Everseal Stationery Products Ltd v Document Management Solutions Ltd & Others [2015] EWHC 842 (IPEC) is a decision of Judge Hacon in the Intellectual Property Enterprise Court, England and Wales, dating back to the beginning of this month.
Everseal had a patent for a product which still has some currency, even in the age of the internet: this product was a "mailer", this being a business communication which was folded, sealed by an adhesive around its periphery and sent through the terrestrial post. Claim 1 of Everseal's patent disclosed a mailer including an adhesive which self-sealed irreversibly under "finger pressure" namely pressure of 500 kPa or less. Claim 7 disclosed a mailer in which the adhesive was a natural rubber latex adhesive stabilised with ammonia.
DMS developed mailers which were referred to in the judgment as Mailer 1, Mailer 2 and Mailer 3. Everseal sued DMS for infringement of its patent; DMS counterclaimed for invalidity. The court had to decide whether (i) DMS's mailers fell within claims 1 and 7, and in particular whether DMS's adhesives sealed "irreversibly" and (ii) whether the patent was invalid for lack of novelty or inventive step over three pieces of prior art (Viking mailer, Faltin, and Johnsen).
Judge Hacon held for DMS. In his view:
* an adhesive self-sealed "irreversibly" if the recipient, receiving the mailer, could tell from both the adhesive structure and the appearance of the base material that it had previously been opened. If the fact that it had previously been opened was not betrayed by each of those criteria taken separately, the adhesive did not self-seal irreversibly when the mailer was first closed.
* it could be assumed that anyone who had previously opened the mailer without permission would have taken some limited effort to hide the fact that he had done so.
* the seals on Mailer 1 were irreversible within that meaning; mailer 1 infringed claim 1 of the patent.
* infringement of claim 7 would have required Everseal to show that the adhesive used for Mailer 1 was a natural rubber adhesive stabilised with ammonia, but there was no evidence to that effect.
* experiments carried out by DMS did not enable the court to reach any conclusion as to whether opening Mailers 2 or 3 resulted in the disruption in the mailer's base material so as to demonstrate that their adhesives sealed irreversibly, and Everseal had chosen not to conduct its own experiments.
* the burden rested on Everseal to prove infringement, but it had not done so regarding Mailers 2 and 3.
* turning now to the counterclaim, claim 1 of the patent lacked novelty over the Viking mailer which had an irreversible seal and had self-sealed under finger pressure. Claim 7 did not however lack novelty over the Viking mailer.
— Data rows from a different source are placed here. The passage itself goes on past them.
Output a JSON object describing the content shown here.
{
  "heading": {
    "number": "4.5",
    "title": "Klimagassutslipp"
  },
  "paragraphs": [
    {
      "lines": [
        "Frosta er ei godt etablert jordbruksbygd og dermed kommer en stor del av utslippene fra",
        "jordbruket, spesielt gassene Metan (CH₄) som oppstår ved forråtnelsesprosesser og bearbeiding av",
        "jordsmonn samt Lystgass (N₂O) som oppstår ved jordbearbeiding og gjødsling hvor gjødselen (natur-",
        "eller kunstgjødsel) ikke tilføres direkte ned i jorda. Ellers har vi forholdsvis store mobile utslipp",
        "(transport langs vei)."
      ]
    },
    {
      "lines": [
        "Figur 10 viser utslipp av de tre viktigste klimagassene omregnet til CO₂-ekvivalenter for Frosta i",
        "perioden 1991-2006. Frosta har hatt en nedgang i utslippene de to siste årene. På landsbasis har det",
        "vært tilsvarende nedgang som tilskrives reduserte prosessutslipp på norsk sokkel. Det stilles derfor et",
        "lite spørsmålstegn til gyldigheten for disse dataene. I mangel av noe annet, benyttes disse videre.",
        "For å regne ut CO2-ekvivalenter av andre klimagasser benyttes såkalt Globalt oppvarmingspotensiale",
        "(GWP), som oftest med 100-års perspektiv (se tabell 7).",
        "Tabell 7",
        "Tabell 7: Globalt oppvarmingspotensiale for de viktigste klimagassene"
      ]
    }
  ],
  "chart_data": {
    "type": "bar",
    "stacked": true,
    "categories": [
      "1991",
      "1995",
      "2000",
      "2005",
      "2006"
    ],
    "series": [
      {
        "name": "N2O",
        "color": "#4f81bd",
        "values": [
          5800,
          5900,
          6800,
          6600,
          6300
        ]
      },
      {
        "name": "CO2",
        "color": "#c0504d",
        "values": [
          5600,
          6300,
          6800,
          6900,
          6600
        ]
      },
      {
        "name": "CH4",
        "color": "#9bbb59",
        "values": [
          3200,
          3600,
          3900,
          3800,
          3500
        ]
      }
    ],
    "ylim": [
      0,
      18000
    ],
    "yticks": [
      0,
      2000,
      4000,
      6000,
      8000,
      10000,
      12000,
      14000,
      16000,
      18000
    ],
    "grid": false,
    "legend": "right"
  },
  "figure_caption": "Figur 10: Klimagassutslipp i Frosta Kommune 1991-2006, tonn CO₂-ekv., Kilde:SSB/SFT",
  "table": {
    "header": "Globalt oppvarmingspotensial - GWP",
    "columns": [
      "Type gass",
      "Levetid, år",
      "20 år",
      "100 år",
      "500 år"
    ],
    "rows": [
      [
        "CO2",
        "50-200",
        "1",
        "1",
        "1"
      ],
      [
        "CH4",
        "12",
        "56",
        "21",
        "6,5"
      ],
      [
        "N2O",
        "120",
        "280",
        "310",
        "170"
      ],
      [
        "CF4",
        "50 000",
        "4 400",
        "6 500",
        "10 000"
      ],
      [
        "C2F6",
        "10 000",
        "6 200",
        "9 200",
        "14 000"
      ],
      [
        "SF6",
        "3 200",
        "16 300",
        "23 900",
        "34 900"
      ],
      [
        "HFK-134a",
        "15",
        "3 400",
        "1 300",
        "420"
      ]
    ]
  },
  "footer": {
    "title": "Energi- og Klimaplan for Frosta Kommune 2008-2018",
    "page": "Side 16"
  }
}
* where lack of novelty turned on whether an alleged prior use had particular features, it was sufficient to adduce evidence which proved, on the balance of probabilities, facts establishing that the prior use had those features. In contrast, where the court was invited to infer that prior use had one or more features on the basis of primary facts proved, the invention would lack novelty only if the inference was inevitable. Here the evidence -- that it was likely that the adhesive in the Viking mailer was a natural rubber latex stabilised with ammonia -- was not enough to establish lack of novelty regarding claim 7.
* the patent did not lack novelty over Faltin or Johnsen, since neither of them explicitly disclosed an irreversible seal.
* Claim 1 did however lack inventive step over Faltin and Johnsen, and over the Viking mailer if it did not anticipate the invention. Everseal had suggested no technical prejudice which would have deterred a skilled team, working prior to the claimed invention, from using an adhesive which self-sealed under finger pressure to create an irreversible seal.
* Claim 7 also lacked inventive step, the evidence being that a skilled person would have been expected to find a suitable formulation without difficulty.
This is a curious case, in that the litigation over this patent was commenced in the Patents County Court (PCC) in February 2010, before that court's rules were radically overhauled with effect from 1 October. The PCC then gave separate rulings on two preliminary points; the ownership of the patent was disputed; there were also a Tomlin Order, allegations of unlawful threats and two separate applications to amend the patent before the infringement action was finally heard by the IPEC. One might be tempted to wonder whether the sequential segmenting of issues is always more efficient than trying to hear as many things as possible all in one go.